Il y avait sur ce vaisseau un Rochelois que diverses aventures avaient conduit en Languedoc, et qui avait été condamné aux galères, parce qu’il était laquais chez un gentilhomme protestant[76]. Cet homme avait été matelot, et ne s’était pas réfugié en Angleterre lorsque trois mille familles de Saintonge, presque toutes composées des meilleurs hommes de mer de la France, avaient été y chercher le repos. Ce brave homme, qui était excellent marin, voyant que le vaisseau allait couler à fond, s’arma d’une hache, mit en pièce le mât d’artimon et se jeta à la mer ; il eut encore le temps de couper plusieurs planches du tillac. Ambroise l’aidait de tout son pouvoir ; et se jetant à l’eau avant que le vaisseau fût près de s’engouffrer, ils gagnèrent leurs planches à la nage. Trois de ces malheureux échappèrent par ce moyen à cette nouvelle infortune. Le Rochelois leur enseignait à se soutenir sur les eaux pour ménager leurs forces ; et comme il soufflait un vent d’Est, qui poussait vers les côtes d’Espagne, il en profitait pour diriger de ce côté la planche qui le portait. Ses compagnons le suivirent de leur mieux. Douze heures se passèrent ainsi sans qu’ils s’aperçussent trop de leurs progrès ; et ils étaient sur le point de périr de fatigue et de faim, lorsqu’un vaisseau, qui s’avançait vers eux en louvoyant, leur rendit l’espérance. Ils poussèrent tous à la fois de grands cris, qui enfin furent entendus ; on leur envoya la chaloupe. Il est impossible d’exprimer le plaisir qu’ils ressentirent de n’entendre point la langue de ceux qui leur parlaient. « Dieu soit béni, » dirent-ils tous à la fois, « nous ne sommes plus avec des Français ! – Nous n’aurons plus à craindre les déclarations du roi, » disait Ambroise ; et il se rappelait alors la longue suite de ses infortunes depuis l’année 1685, où il avait perdu son père, jusqu’à ce moment où il se trouvait au milieu de la Méditerranée, presque à demi mort, avec des gens dont il n’entendait pas le langage.
[76] Déclaration du roi du 11 janvier 1686. Cette déclaration porte que le roi reconnaît que sa déclaration du 9 juillet 1685, qui défend à ses sujets catholiques de prendre des domestiques de la religion prétendue réformée, retarderait aujourd’hui la conversion des protestants ; qu’il est dangereux de laisser aux nouveaux convertis la liberté de se servir de domestiques de ladite religion ; qu’en conséquence, aucun de la R.P.R. ne puisse, sous quelque prétexte que ce soit, servir en qualité de domestique ceux de la même religion, à peine de mille livres d’amende pour les maîtres et pour les domestiques, des galères pour les hommes et du fouet pour les femmes, etc.
Mais le langage de l’humanité est bien intelligible. On témoigna à nos trois Français tant de compassion pour leur état ; il y avait dans la physionomie haute, mais expressive, de ces inconnus, tant de sensibilité, que ces infortunés comprirent qu’ils étaient avec des hommes, et que le terme de leurs peines s’approchait. Arrivés au vaisseau, on les fit coucher ; on leur donna une nourriture pleine de substance, mais légère. Ces pauvres gens pouvaient à peine se persuader qu’ils voyaient autour d’eux des matelots et des soldats qui, loin de les torturer, leur témoignaient la plus vive compassion, et leur tendaient mille secours.
Ces libérateurs étaient des Anglais qui venaient croiser devant Gibraltar, lequel ne leur appartenait pas encore.
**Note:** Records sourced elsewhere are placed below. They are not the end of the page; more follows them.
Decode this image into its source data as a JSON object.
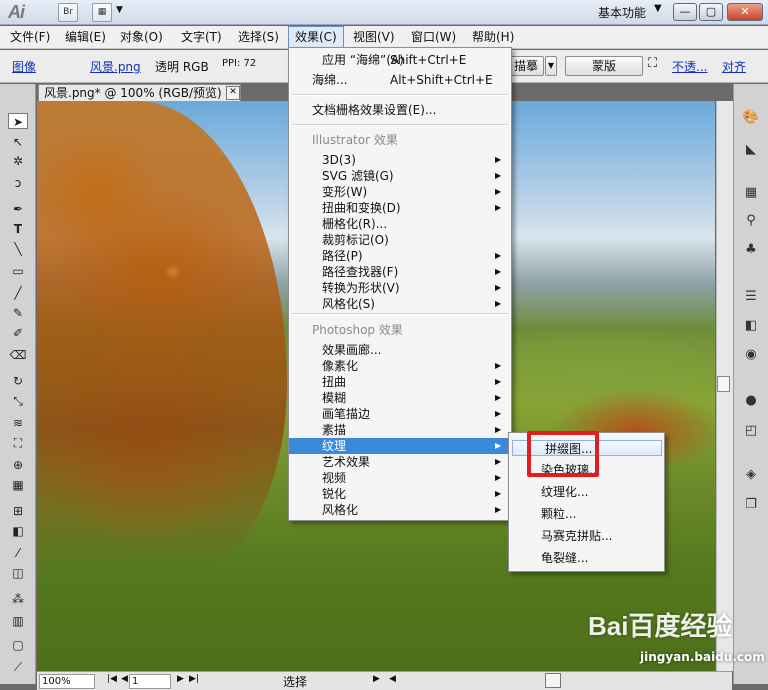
{
  "titlebar": {
    "logo": "Ai",
    "br_label": "Br",
    "workspace": "基本功能",
    "dropdown_arrow": "▼",
    "min_icon": "—",
    "restore_icon": "▢",
    "close_icon": "✕"
  },
  "menubar": {
    "items": [
      "文件(F)",
      "编辑(E)",
      "对象(O)",
      "文字(T)",
      "选择(S)",
      "效果(C)",
      "视图(V)",
      "窗口(W)",
      "帮助(H)"
    ]
  },
  "controlbar": {
    "image": "图像",
    "file": "风景.png",
    "mode": "透明 RGB",
    "ppi": "PPI: 72",
    "trace": "描摹",
    "mask": "蒙版",
    "opacity": "不透...",
    "align": "对齐"
  },
  "document": {
    "tab_title": "风景.png* @ 100% (RGB/预览)",
    "close_icon": "✕"
  },
  "statusbar": {
    "zoom": "100%",
    "page": "1",
    "tool": "选择"
  },
  "effect_menu": {
    "apply_last": {
      "label": "应用 “海绵”(A)",
      "shortcut": "Shift+Ctrl+E"
    },
    "last_effect": {
      "label": "海绵...",
      "shortcut": "Alt+Shift+Ctrl+E"
    },
    "doc_raster": "文档栅格效果设置(E)...",
    "illustrator_header": "Illustrator 效果",
    "illustrator_items": [
      "3D(3)",
      "SVG 滤镜(G)",
      "变形(W)",
      "扭曲和变换(D)",
      "栅格化(R)...",
      "裁剪标记(O)",
      "路径(P)",
      "路径查找器(F)",
      "转换为形状(V)",
      "风格化(S)"
    ],
    "illustrator_arrows": [
      true,
      true,
      true,
      true,
      false,
      false,
      true,
      true,
      true,
      true
    ],
    "photoshop_header": "Photoshop 效果",
    "photoshop_items": [
      "效果画廊...",
      "像素化",
      "扭曲",
      "模糊",
      "画笔描边",
      "素描",
      "纹理",
      "艺术效果",
      "视频",
      "锐化",
      "风格化"
    ],
    "photoshop_arrows": [
      false,
      true,
      true,
      true,
      true,
      true,
      true,
      true,
      true,
      true,
      true
    ],
    "highlighted": "纹理"
  },
  "texture_submenu": {
    "items": [
      "拼缀图...",
      "染色玻璃...",
      "纹理化...",
      "颗粒...",
      "马赛克拼贴...",
      "龟裂缝..."
    ],
    "highlighted": "拼缀图..."
  },
  "watermark": {
    "brand": "Bai百度经验",
    "url": "jingyan.baidu.com"
  },
  "colors": {
    "menu_highlight": "#3b8ad9",
    "annotation_red": "#e02020"
  }
}
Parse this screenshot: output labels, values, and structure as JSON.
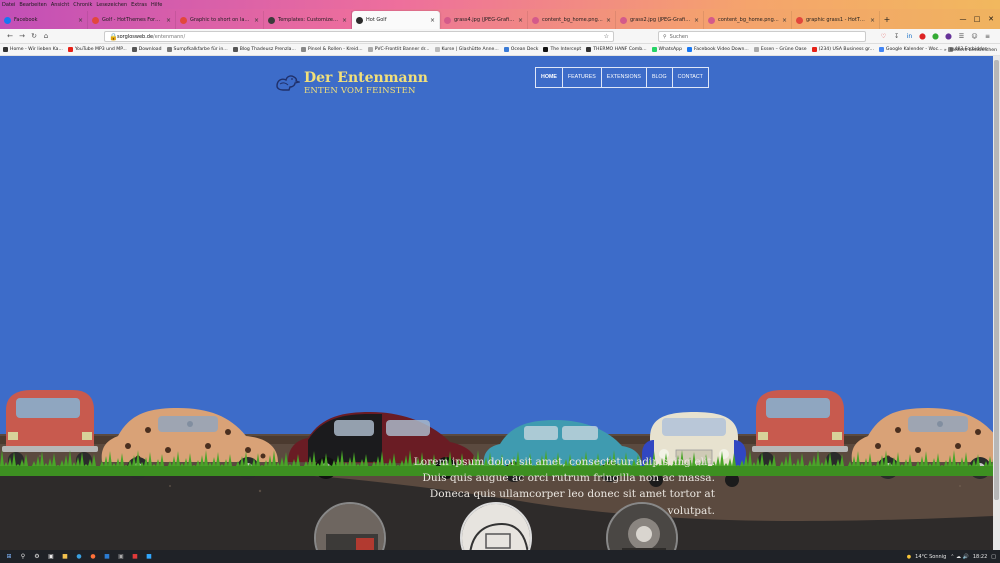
{
  "menu": [
    "Datei",
    "Bearbeiten",
    "Ansicht",
    "Chronik",
    "Lesezeichen",
    "Extras",
    "Hilfe"
  ],
  "tabs": [
    {
      "label": "Facebook",
      "color": "#1877f2",
      "active": false,
      "w": 88
    },
    {
      "label": "Golf - HotThemes Forum - Hot...",
      "color": "#e2473c",
      "active": false,
      "w": 88
    },
    {
      "label": "Graphic to short on large scree...",
      "color": "#e2473c",
      "active": false,
      "w": 88
    },
    {
      "label": "Templates: Customize (Golf) - ...",
      "color": "#3b3b3b",
      "active": false,
      "w": 88
    },
    {
      "label": "Hot Golf",
      "color": "#2b2b2b",
      "active": true,
      "w": 88
    },
    {
      "label": "grass4.jpg (JPEG-Grafik, 1920 ×...",
      "color": "#d45a8a",
      "active": false,
      "w": 88
    },
    {
      "label": "content_bg_home.png (PNG-Gr...",
      "color": "#d45a8a",
      "active": false,
      "w": 88
    },
    {
      "label": "grass2.jpg (JPEG-Grafik, 1920 ×...",
      "color": "#d45a8a",
      "active": false,
      "w": 88
    },
    {
      "label": "content_bg_home.png (PNG-Gr...",
      "color": "#d45a8a",
      "active": false,
      "w": 88
    },
    {
      "label": "graphic grass1 - HotThemes Fo...",
      "color": "#e2473c",
      "active": false,
      "w": 88
    }
  ],
  "url": {
    "host": "sorglosweb.de",
    "path": "/entenmann/"
  },
  "search_placeholder": "Suchen",
  "bookmarks": [
    {
      "label": "Home - Wir lieben Ka...",
      "color": "#333333"
    },
    {
      "label": "YouTube MP3 und MP...",
      "color": "#e62117"
    },
    {
      "label": "Download",
      "color": "#555555"
    },
    {
      "label": "Sumpfkalkfarbe für in...",
      "color": "#777777"
    },
    {
      "label": "Blog Thadeusz Prenzla...",
      "color": "#555555"
    },
    {
      "label": "Pinsel & Rollen - Kreid...",
      "color": "#888888"
    },
    {
      "label": "PVC-Frontlit Banner dr...",
      "color": "#aaaaaa"
    },
    {
      "label": "Kurse | Glashütte Anne...",
      "color": "#bbbbbb"
    },
    {
      "label": "Ocean Deck",
      "color": "#3b7bd6"
    },
    {
      "label": "The Intercept",
      "color": "#111111"
    },
    {
      "label": "THERMO HANF Comb...",
      "color": "#333333"
    },
    {
      "label": "WhatsApp",
      "color": "#25d366"
    },
    {
      "label": "Facebook Video Down...",
      "color": "#1877f2"
    },
    {
      "label": "Essen – Grüne Oase",
      "color": "#aaaaaa"
    },
    {
      "label": "(234) USA Business gr...",
      "color": "#e62117"
    },
    {
      "label": "Google Kalender - Woc...",
      "color": "#4285f4"
    },
    {
      "label": "403 Forbidden",
      "color": "#888888"
    }
  ],
  "bookmarks_more": "Weitere Lesezeichen",
  "site": {
    "title": "Der Entenmann",
    "tagline": "ENTEN VOM FEINSTEN",
    "nav": [
      "HOME",
      "FEATURES",
      "EXTENSIONS",
      "BLOG",
      "CONTACT"
    ],
    "lorem": "Lorem ipsum dolor sit amet, consectetur adipiscing elit. Duis quis augue ac orci rutrum fringilla non ac massa. Doneca quis ullamcorper leo donec sit amet tortor at volutpat.",
    "accent": "#f2e07a",
    "sky": "#3d6cc9"
  },
  "taskbar": {
    "weather": "14°C  Sonnig",
    "time": "18:22"
  }
}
Le chapelain entendait un peu de français ; il eut quelques conversations avec ces inconnus, qui lui racontèrent leurs infortunes ; il versa des larmes sur leur sort ; tout l’équipage en répandit aussi ; mais elles étaient d’indignation et d’horreur. Enfin, la commission de ce vaisseau étant remplie, on tourna du côté de Londres, et chacun de nos Français y trouva un établissement conforme à ses talents. Ambroise ayant quelque connaissance du commerce, fut placé dans une maison française. Dans peu de temps il eut appris la langue du pays ; et, la fortune l’ayant favorisé, il gagna en quelques années des richesses considérables.